Davenir - Diário de Anarres 24/01/2023
Afrofuturismo brasileiro numa edição luxuosa
"O Último Ancestral" é uma ficção científica afrofuturista de Ale Santos que saiu pela Harper Collins em 2021. O Ale Santos, para quem curte podcast, sabe que ele apresenta o Infiltrados da Cast e do Ficções Selvagens. A obra é o mais recente e, certamente o maior lançamento literário de ficção afrofuturista no Brasil até o momento. Isso já podemos medir pelo alcance que a obra ganhou até o momento. O livro foi lançado pela editora Harper Collins e é um lançamento pouco comum por ser ficção científica, afrofuturista e de autor brasileiro. Elementos que separados já tem dificuldade para ter espaço numa editora grande, combinadas então nem se fala. Mas contra todas as estatísticas, “O Último Ancestral” está ai.
O livro se passa num futuro distante no Distrito de Nagast - que parece ser o Rio de Janeiro – onde acompanhamos Eliah, um ladrão de carros especialista em fugas que vive em Obambo, uma favela onde vivem quase todos os negros, segregados pelo governo de Nagast. Na cidade, dominam o Cygens, ciborgues que rejeitaram seu lado humano, acumulando poder até se tornar a casta dominante da cidade. Eles instauraram uma ditadura segregacionista que persegue a população de Obambo e qualquer manifestação religiosa.
Isso fez com que a fé fosse totalmente esquecida pela população de Obambo e os que demonstrassem qualquer traço de mediunidade eram recolhidos para a Liga da Saúde Mental de nunca mais voltam. É esse perigo que Eliah tem que enfrentar quando sua mediunidade desperta e ele precisa aprender a dominar suas habilidades para defender o povo de Obambo.
O afrofuturismo da obra é bastante evidente quando temos uma obra em que a grande parte dos personagens são negros e que lutam tanto pela própria sobrevivência como também a lutar por algo a mais. Também temos o afrofuturismo na mistura de ficção científica com fantasia que fluiu muito bem na obra. Aliás, ela flui durante a leitura em diversos aspectos. Os elementos fantásticos científicos, na tecnologia Cygen, na estética cyberpunk com tatuagens que ativam equipamentos. O autor não se perde em explicações para unir os elementos tecnológicos e os de fantasia urbana, onde os espíritos se manifestam digitalmente. Tive uma agradável lembrança de Count Zero do William Gibson, onde as entidades da Matrix se identificaram com os loas do Vodum, mas em “O Último Ancestral” o corre o inverso. São as entidades – aqui tiradas das religiões de matriz-africana no Brasil - que se manifestam no mundo digital.

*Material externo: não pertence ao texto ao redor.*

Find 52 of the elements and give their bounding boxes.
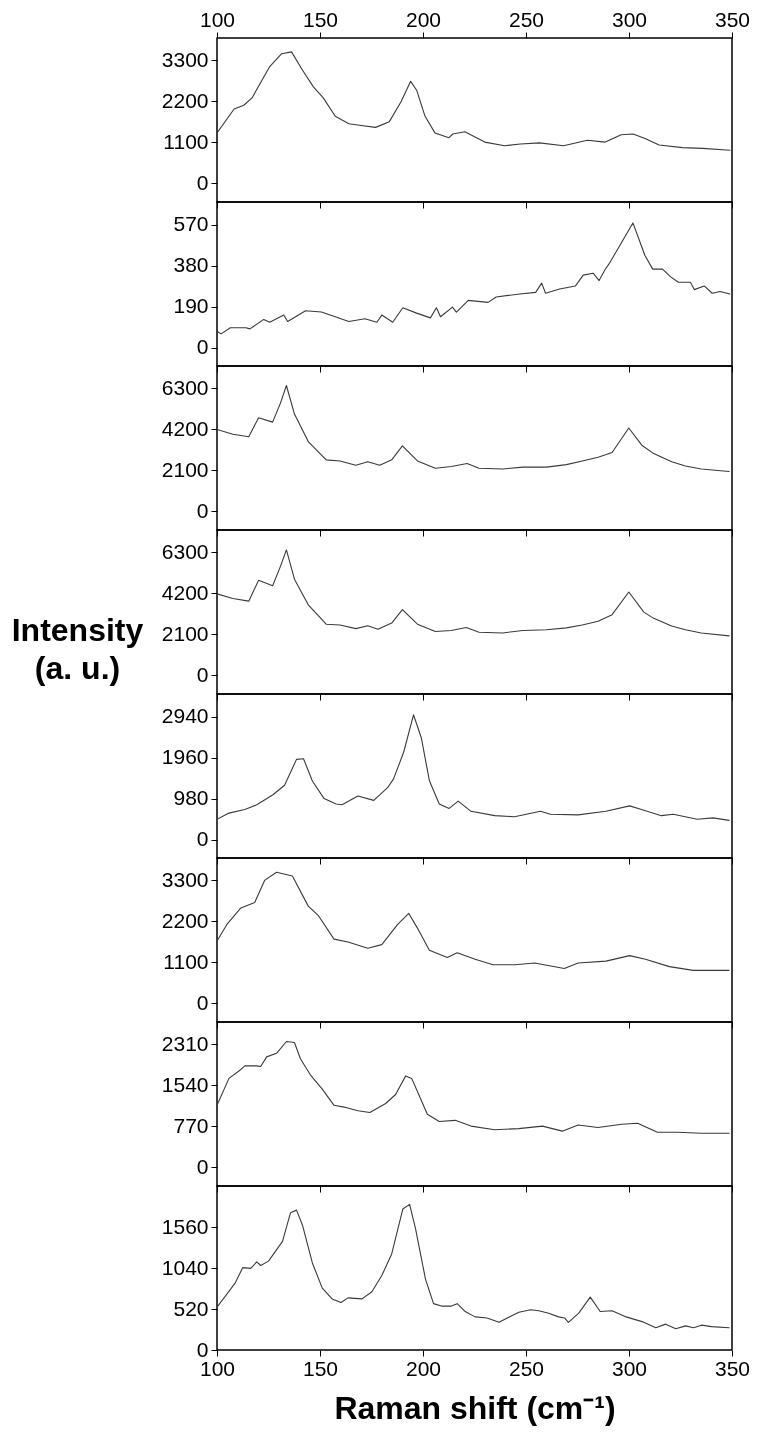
line-series: [217, 549, 730, 637]
y-tick-label: 0: [196, 990, 209, 1014]
y-tick-label: 4200: [161, 580, 209, 604]
y-tick-label: 190: [173, 294, 209, 318]
y-tick-label: 0: [196, 335, 209, 359]
y-tick-label: 1560: [161, 1214, 209, 1238]
x-tick-label: 150: [302, 1356, 339, 1380]
line-series: [217, 714, 730, 821]
y-tick-label: 4200: [161, 416, 209, 440]
line-series: [217, 871, 730, 971]
y-tick-label: 2200: [161, 88, 209, 112]
y-tick-label: 0: [196, 827, 209, 851]
x-tick-label: 250: [508, 1356, 545, 1380]
x2-tick-label: 100: [199, 7, 236, 31]
line-series: [217, 384, 730, 473]
y-tick-label: 0: [196, 498, 209, 522]
line-series: [217, 222, 731, 335]
y-tick-label: 6300: [161, 539, 209, 563]
y-tick-label: 1040: [161, 1255, 209, 1279]
y-tick-label: 1540: [161, 1072, 209, 1096]
line-series: [217, 51, 731, 151]
y-tick-label: 2100: [161, 457, 209, 481]
y-axis-title: Intensity (a. u.): [11, 611, 144, 686]
x-axis-title: Raman shift (cm⁻¹): [334, 1389, 616, 1426]
y-tick-label: 2200: [161, 908, 209, 932]
y-tick-label: 570: [173, 212, 209, 236]
y-tick-label: 2310: [161, 1031, 209, 1055]
y-tick-label: 770: [173, 1113, 209, 1137]
x2-tick-label: 350: [714, 7, 751, 31]
y-tick-label: 0: [196, 1154, 209, 1178]
y-tick-label: 520: [173, 1296, 209, 1320]
y-tick-label: 6300: [161, 375, 209, 399]
x2-tick-label: 150: [302, 7, 339, 31]
y-tick-label: 2100: [161, 621, 209, 645]
y-tick-label: 1100: [163, 949, 209, 973]
x-tick-label: 300: [611, 1356, 648, 1380]
x2-tick-label: 300: [611, 7, 648, 31]
x-tick-label: 200: [405, 1356, 442, 1380]
y-tick-label: 1960: [161, 745, 209, 769]
y-tick-label: 3300: [161, 47, 209, 71]
x-tick-label: 350: [714, 1356, 751, 1380]
x2-tick-label: 250: [508, 7, 545, 31]
x2-tick-label: 200: [405, 7, 442, 31]
y-tick-label: 380: [173, 253, 209, 277]
y-tick-label: 3300: [161, 867, 209, 891]
y-tick-label: 1100: [163, 129, 209, 153]
y-tick-label: 980: [173, 786, 209, 810]
y-tick-label: 2940: [161, 704, 209, 728]
line-series: [217, 1203, 730, 1330]
y-tick-label: 0: [196, 662, 209, 686]
line-series: [217, 1040, 730, 1134]
y-tick-label: 0: [196, 170, 209, 194]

Outro aspecto que me agradou foi o bom uso das gírias pelos Obambos. (algo que se mal feito poderia ter colocado tudo a perder). As falas são ágeis e objetivas, combinando com personagens que, afinal de contas, estão em uma guerra pela própria vida. O sentido de urgência ajuda num livro que é um page-turner (como se diz nos EUA daquele livro que te faz virar páginas, prendendo o leitor). Aliada a linguagem fluida, temos capítulos curtos que nos permitem acompanhar várias linhas narrativas que vão se encontrando ao longo do livro.
Aliás, os personagens secundários são bem bacanas. É muito fácil gostar de Hanna (a hacker cheia de personalidade) e praticamente impossível ficar inferente ao Zero (que fascina como todo anti-herói, inclusive toma para si, o protagonismo em diversas situações ao longo do livro). Vale destacar também o trabalho gráfico do livro, que veio em capa dura, com as primeiras páginas dos capítulos com letras brancas e fundo preto, além das artes muito bacanas e também por um preço razoável em comparação a outros equivalentes.
Contudo temos uma obra que apesar de fechar uma história completa, é a primeira de uma série ou trologia, ou seja, precisaremos de mais livros para fechar a jornada do Eliah. Pessoalmente não gosto do formato de trilogia, que depende de outras obras para contar a história toda do protagonista, mas uma vez que o universo do livro me fisgou, não me resta alternativa a não ser esperar o próximo livro que já tem nome: “A Divindade Digital”. Além de uma sequência o livro tem chances de sair das páginas literárias para outras mídias. E aqui estaremos de olho.